Hyperbaric Oxygen Treatment for Endometriosis
Can hyperbaric oxygen help in endometriosis? Mechanisms, evidence, and when HBOT may fit as adjunct care.

Hyperbaric Oxygen Therapy and Endometriosis: A Reframed Overview
Hyperbaric oxygen therapy (HBOT) is being investigated as a biologically targeted adjunct for endometriosis based on its ability to directly modify tissue oxygen tension—an upstream driver of inflammatory signaling, angiogenesis, and lesion persistence. Rather than acting on hormones or pain pathways alone, HBOT addresses the hypoxic microenvironment that enables endometriotic tissue to survive and propagate, positioning oxygen modulation as a distinct and mechanistically novel therapeutic avenue.
Understanding Hyperbaric Oxygen Therapy
Hyperbaric oxygen therapy entails breathing 100% oxygen in a pressurized chamber at levels above atmospheric pressure. In this environment, oxygen dissolves more effectively into the bloodstream and tissues, leading to a significant rise in tissue oxygenation. HBOT has long-standing applications in wound healing, radiation injury, decompression sickness, and chronic infections.
Oxygen and Endometriosis Biology
Endometriosis lesions frequently inhabit hypoxic, or low-oxygen, microenvironments that drive inflammation, angiogenesis, fibrosis, and pain signaling. Within endometriotic tissue, hypoxia-inducible factors (HIFs) are upregulated and support lesion survival and progression. By elevating tissue oxygen levels, HBOT may help counteract these hypoxia-driven pathways.

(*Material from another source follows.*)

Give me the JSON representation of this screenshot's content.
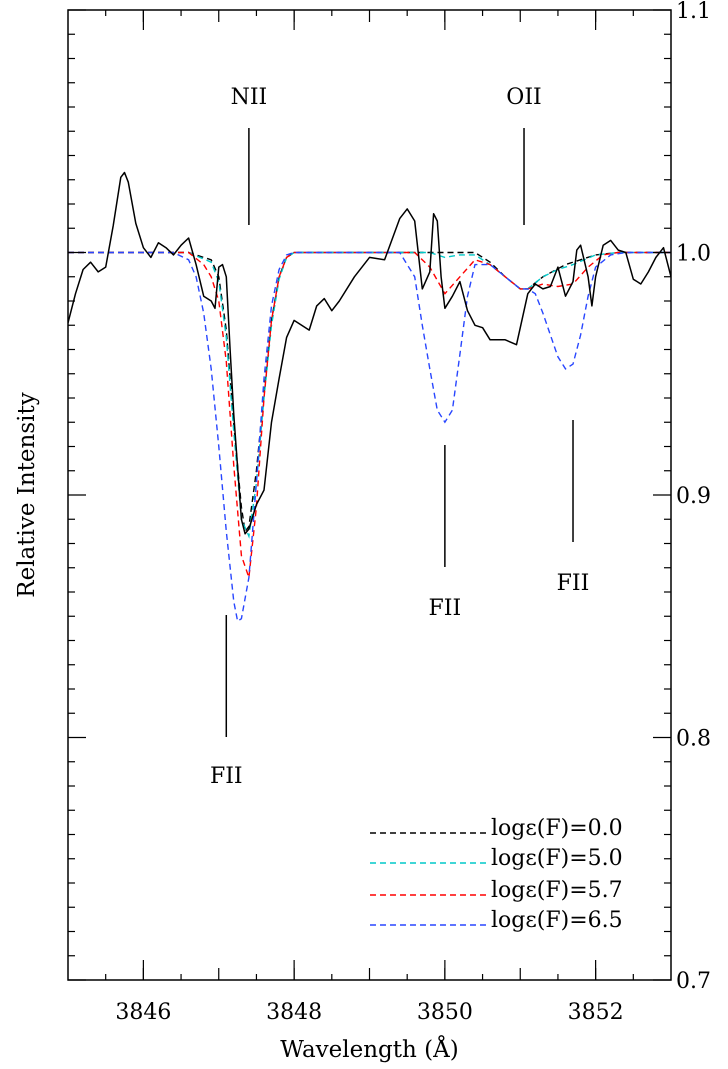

How HBOT Might Influence Disease Processes
Research indicates several potential benefits of HBOT in the context of endometriosis. It may reduce both local and systemic inflammation, downregulate hypoxia-inducible factors, inhibit angiogenesis within lesions, improve mitochondrial function alongside cellular repair, and enhance immune modulation. In animal models, exposure to hyperbaric oxygen has been shown to decrease the size and activity of endometriotic implants and to lower inflammatory cytokine levels.
Evidence to Date
Early clinical observations and limited studies suggest that HBOT may alleviate pelvic pain and improve symptoms in individuals with endometriosis. Some reports describe diminished lesion vascularity and reductions in inflammatory markers following treatment. Despite these encouraging signals, large-scale randomized controlled trials in humans remain limited, and HBOT is not regarded as a standalone therapy.
Integrating HBOT Into a Treatment Plan
- HBOT functions best as a complementary therapy rather than a substitute for excision surgery or medical management.
- It may be considered for select patients within an integrative plan, particularly when persistent inflammation, impaired healing, or complex pain syndromes are present.
- Treatment protocols vary, but they typically comprise multiple sessions delivered over several weeks.
- Administration should occur in accredited medical facilities under physician supervision.
Safety Profile and Treatment Screening
- Potential risks include ear or sinus barotrauma.
- Temporary vision changes can occur.
- Oxygen toxicity is a concern with prolonged exposure.
- Claustrophobia may affect tolerance.
- Patients should undergo careful screening before starting treatment.
Key Points
Hyperbaric oxygen therapy offers a promising adjunctive option for targeting hypoxia-driven inflammation and tissue dysfunction in endometriosis. While preliminary findings are encouraging, additional clinical research is needed to refine protocols, identify ideal candidates, and clarify long-term outcomes. When thoughtfully integrated into care, HBOT may aid healing and symptom relief for select patients.
References
Becker CM, et al. Hypoxia and endometriosis. Hum Reprod Update. 2011;17(6):771–783.
Wu MH, et al. Hypoxia promotes the survival of endometriotic cells. Am J Pathol. 2007;170(1):272–284.
Erdem M, et al. Effects of hyperbaric oxygen therapy on endometriosis in an experimental rat model. Fertil Steril. 2013;99(3):864–870.
Thom SR. Hyperbaric oxygen therapy. J Intensive Care Med. 2011;26(3):131–145.